New York City Mayor Bill de Blasio said Wednesday he is “reticent” to institute major closures and other uses of his emergency powers in response to the coronavirus pandemic, focusing instead on precision responses and public education.
The number of confirmed cases in the city now stands at 53, the mayor said at a press briefing for ethnic and community media Wednesday afternoon, shortly after the World Health Organization had classified the outbreak as a pandemic.
There are around 120,000 confirmed cases of the virus worldwide, including over 4,200 deaths. Some of the hardest-hit countries, like China, South Korea and Italy, have enacted severe restrictions such as large-scale quarantines, lockdowns and public-gathering bans in an effort to contain the disease. While the United States has instituted some flight bans, and state and local governments have imposed or requested quarantines on people arriving from certain countries or who have come into contact with a coronavirus patient, the federal and local governments in the U.S., which has seen over 1,000 cases and more than 30 deaths, have largely taken a less-aggressive internal response to the crisis than the hardest-hit countries.
De Blasio said Wednesday that while officials are constantly monitoring the situation, at this point he’s “reticent to take the kinds of actions that might cause a huge number of unintended consequences and other negative dynamics.”
School closures, for example, would be addressed “not with a sledgehammer,” said de Blasio, “but with a scalpel, not with a full closure of vast numbers of schools for long periods of time, but with a very pinpoint approach to addressing the specific school.”
“Families depend on those schools for a safe place for those kids,” said the mayor. “They have no alternative in some cases as a place to get their children quality food and nutrition. By the way, families want to make sure their kids get educated. We all care about health and safety first, but the notion of losing months and months of our children’s education should be very troubling to all of us.”
The city is focusing instead on an education campaign to minimize the spread of the disease.
A multilingual advertising and informational campaign instructs on proper hand-washing and hygiene, essential to containing the spread of a virus that officials say is generally spread by particles from an infected person’s cough or sneeze getting into another person’s eyes, nose, or mouth. The city is also urging anyone who feels the virus’ symptoms – a fever of at least 100.4 degrees Farenheit as well as a respiratory issue like coughing or shortness of breath – to remain home for at least 48 hours. If, after 48 hours, their situation does not improve, the person should call their doctor who will advise on next steps, including a possible COVID-19 test.
The city is also recommending that people try to avoid large crowds, such as by telecommuting rather than working from the office; staggering work hours, minimizing the number of people in the office at once and easing crowds during rush hours; and avoiding tightly packed train cars.

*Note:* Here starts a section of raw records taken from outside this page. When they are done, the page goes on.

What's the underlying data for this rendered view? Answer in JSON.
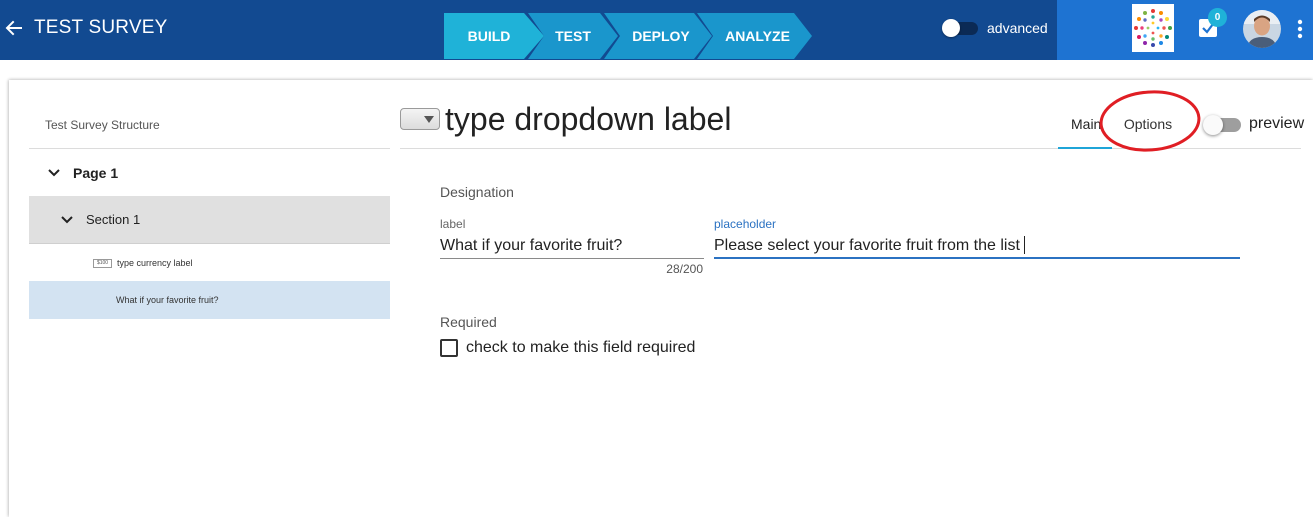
{
  "header": {
    "title": "TEST SURVEY",
    "steps": [
      "BUILD",
      "TEST",
      "DEPLOY",
      "ANALYZE"
    ],
    "active_step": "BUILD",
    "advanced_label": "advanced",
    "advanced_on": false,
    "tasks_count": "0",
    "colors": {
      "bar": "#124a91",
      "bar_right": "#1e73d2",
      "active_step": "#1fb2d8",
      "step": "#1a96cc"
    }
  },
  "structure": {
    "title": "Test Survey Structure",
    "page": "Page 1",
    "section": "Section 1",
    "questions": [
      {
        "icon_text": "$100",
        "label": "type currency label"
      },
      {
        "label": "What if your favorite fruit?"
      }
    ]
  },
  "editor": {
    "question_title": "type dropdown label",
    "tabs": {
      "main": "Main",
      "options": "Options"
    },
    "preview_label": "preview",
    "preview_on": false,
    "designation_heading": "Designation",
    "label_caption": "label",
    "label_value": "What if your favorite fruit?",
    "label_counter": "28/200",
    "placeholder_caption": "placeholder",
    "placeholder_value": "Please select your favorite fruit from the list",
    "required_heading": "Required",
    "required_checkbox_label": "check to make this field required",
    "required_checked": false
  }
}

At least 80 percent of people who contract the virus typically recover quickly. Risk rises with the elderly or those with preexisting conditions like lung or heart disease, diabetes, cancer or a weakened immune system.
Health care will be provided to possible coronavirus patients regardless of immigration status or ability to pay. The city is also encouraging those coping with anxiety or other mental strain over the pandemic to obtain mental-health services by calling 888-NYC-WELL.
The New York City Department of Education has said it would provide free sanitizing supplies to both public and private schools.
But administrators of several yeshivas who spoke with Hamodia have described the items provided as negligible: The yeshivas, with hundreds of students, each received one bottle of bleach, one package of paper towels, and three or four bars of soap. Informed of this issue by a Hamodia reporter Wednesday, de Blasio replied, “That’s unacceptable.”
“The DOE is a massive operation. It has the resources to support these other schools in a time of crisis,” said the mayor, vowing, “We’ll fix it.”
De Blasio announced earlier in the week that the city would provide assistance to small businesses who have been suffering from the coronavirus outbreak. Businesses with fewer than 100 employees that have experienced sale drops of at least 25% may receive zero-interest loans up to $75,000. Businesses with fewer than five employees are eligible for a cash grant to cover 40% of payroll costs for two months (an average of $6,000) so that the businesses can avoid layoffs.
Though Health Commissioner Dr. Oxiris Barbot earlier in the week said the outbreak may last until September, the mayor said Wednesday he would avoid, unless absolutely necessary, utilizing his emergency powers to enact severe restrictions.
“We are not rushing with great joy to the notion of shutting everything down,” said the mayor, noting that Italy, a country of 60 million people under virtually complete lockdown, will take “years to recover from that level of shutdown.”
“We’re trying to strike a balance,” said the mayor. “Every day will be a new day in terms of assessing the information we have.”